Читаем Круги в пустоте полностью

Он вспомнил, как давным-давно, в первые дни, мечтал о муравьиной яме для кассара. И всего-то за умеренное наказание прутом… чепуха, которую сейчас смешно вспоминать… Нет, даже не смешно… ведь та отчаянная мечта сбылась… и оттого таким холодом тянет изнутри, из того места, где еще утром у него была душа. Если бы можно было повернуть время! Ну хоть один раз в жизни! Только чтобы не говорить тех слов… А какие сказать слова? Простить кассара может лишь Хьясси, все так. Нельзя простить за другого, тоже верно. Но почему не простить — значит убить? Хьясси… Неужели ему было бы приятно видеть, как казнят кассара? Что сказал бы Хьясси? Что сказал бы малыш, в свои десять лет видевший крови больше, чем иные дядьки за всю свою спокойную жизнь? Наверняка ведь сказал бы: «Вы что, совсем там с ума посходили? Хватит крови, хватит убивать! Отпустите его!»

А ведь, может, и сказал… Оттуда, из другого мира, куда ушел. Из этого самого… светлого небесного царства, или как оно у них называется? Чего-то такое лазоревое… В общем, из здешнего рая… Если только рай тоже разделен на Круги. Хотя, может, все эти земные заморочки — границы, Круги, барьеры — до рая не достают? Конечно, если он, рай, есть. Может, и нету, и вообще ничего нету — ни Единого, ни души, ни рая, ни ада… Одна лишь пустая чернота, без начала и конца, чернота, в которой раньше ли, позже растворятся все… а значит, и он. Чернота, в которой ничего нет, вообще ничего… не бесконечно капающие одна за другой секунды, а совсем ничего, полный нуль.

Он представил себе этот полный нуль… даже не черный, а серый такой, туманный, вроде буквы «О». А внутри туманных клочьев — зияющая пустота, и люди стоят в огромной унылой очереди, и чья очередь подходит — тот разбегается и прыгает головой вперед в эту серую дыру. И не вываливается с обратной стороны, а исчезает. Типа был — и уже нет.

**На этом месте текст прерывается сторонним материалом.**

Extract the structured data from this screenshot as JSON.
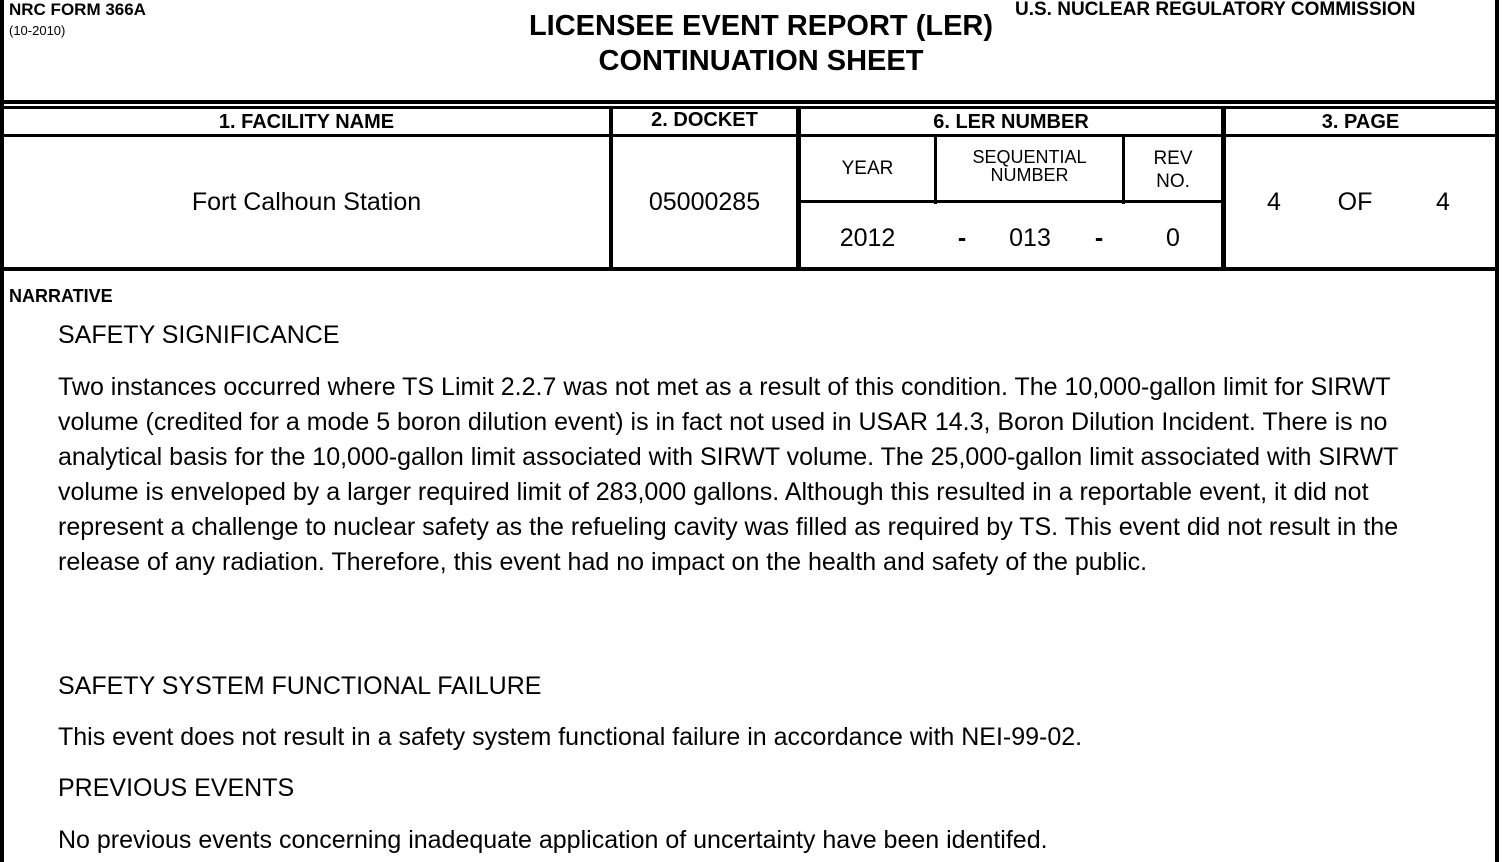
{
  "header": {
    "form_number": "NRC FORM 366A",
    "form_date": "(10-2010)",
    "title_line1": "LICENSEE EVENT REPORT (LER)",
    "title_line2": "CONTINUATION SHEET",
    "agency": "U.S. NUCLEAR REGULATORY COMMISSION"
  },
  "table": {
    "facility_label": "1. FACILITY NAME",
    "docket_label": "2. DOCKET",
    "ler_label": "6. LER NUMBER",
    "page_label": "3. PAGE",
    "year_label": "YEAR",
    "seq_label_line1": "SEQUENTIAL",
    "seq_label_line2": "NUMBER",
    "rev_label_line1": "REV",
    "rev_label_line2": "NO.",
    "facility_name": "Fort Calhoun Station",
    "docket": "05000285",
    "year": "2012",
    "dash": "-",
    "sequential": "013",
    "rev": "0",
    "page_current": "4",
    "page_of": "OF",
    "page_total": "4"
  },
  "narrative": {
    "label": "NARRATIVE",
    "heading1": "SAFETY SIGNIFICANCE",
    "para1": "Two instances occurred where TS Limit 2.2.7 was not met as a result of this condition.  The 10,000-gallon limit for SIRWT volume (credited for a mode 5 boron dilution event) is in fact not used in USAR 14.3, Boron Dilution Incident.  There is no analytical basis for the 10,000-gallon limit associated with SIRWT volume.  The 25,000-gallon limit associated with SIRWT volume is enveloped by a larger required limit of 283,000 gallons.  Although this resulted in a reportable event, it did not represent a challenge to nuclear safety as the refueling cavity was filled as required by TS.  This event did not result in the release of any radiation.  Therefore, this event had no impact on the health and safety of the public.",
    "heading2": "SAFETY SYSTEM FUNCTIONAL FAILURE",
    "para2": "This event does not result in a safety system functional failure in accordance with NEI-99-02.",
    "heading3": "PREVIOUS EVENTS",
    "para3": "No previous events concerning inadequate application of uncertainty have been identifed."
  }
}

И это оказалось настолько страшно, что у Митьки даже зубы свело нервной болью. Ну не надо так, не надо! Если таково устройство мира, если все кончается серым нулем — значит, нафиг такой мир и нафиг такой нуль? Ну не нравится это, до печенок-селезенок не нравится! «Не нравится — не кушай», всплыла в памяти мамина фраза. Что ж, пускай так. Не жри гадость. А как же тогда? Если нет нуля, что тогда есть? Единый? Митька не раз уже говорил с Ним — робко, опасливо, не слишком веря, что его услышат… Но ведь все, чего он по-настоящему хотел, все, чего просил от сердца — оно же сбывалось… Все — кроме Хьясси. Широкое лезвие перечеркнуло дрожащее горло, брызнула темная кровь… и Хьясси остался там, на палубе. Или часть его там осталась? А другую часть, главную, наверное, унесли ввысь по невидимой лестнице. Туда, где ждут его мама с отцом.

Так что же надо было делать там, в подземной камере? Митька с досадой врезал кулаком по ближайшей стенке. Нет, до каратиста ему далеко, острая боль потекла от пальцев дальше в руку. И морщась от этой боли, он понял — не надо было вообще ничего там говорить. Молчать надо было и молча спрашивать Хьясси — может, сумеет какой-нибудь знак подать? Мало ли что все эти — Тми-Наланси, воины — ждали от него слова. Перетоптались бы, подождали бы еще… И глядишь, сейчас кассар стоял бы рядом с ним, положив на плечо свою крепкую, теплую ладонь. «Третья правда» — последнее, что сказал ему Харт-ла-Гир. И Митька понимал сейчас, кристально понимал, что это значит. Сейчас отлетела мишура, обвалилась черепками глупая маскировка. Кассар, который дрался за него и лил кровь… и свою тоже… который лечил его и учил… который говорил сурово и насмешливо, но за этим первым слоем речи пряталось совсем другое… Такой не бросил бы, уйдя неизвестно куда и не оставив ни адреса, ни телефона… не вычеркнул бы десять лет жизни… «…у нас, слуг Тхарана, не должно быть своих детей… но мы ведь люди…» А Митька предал его, отправил на смерть, и ничего уже не изменишь.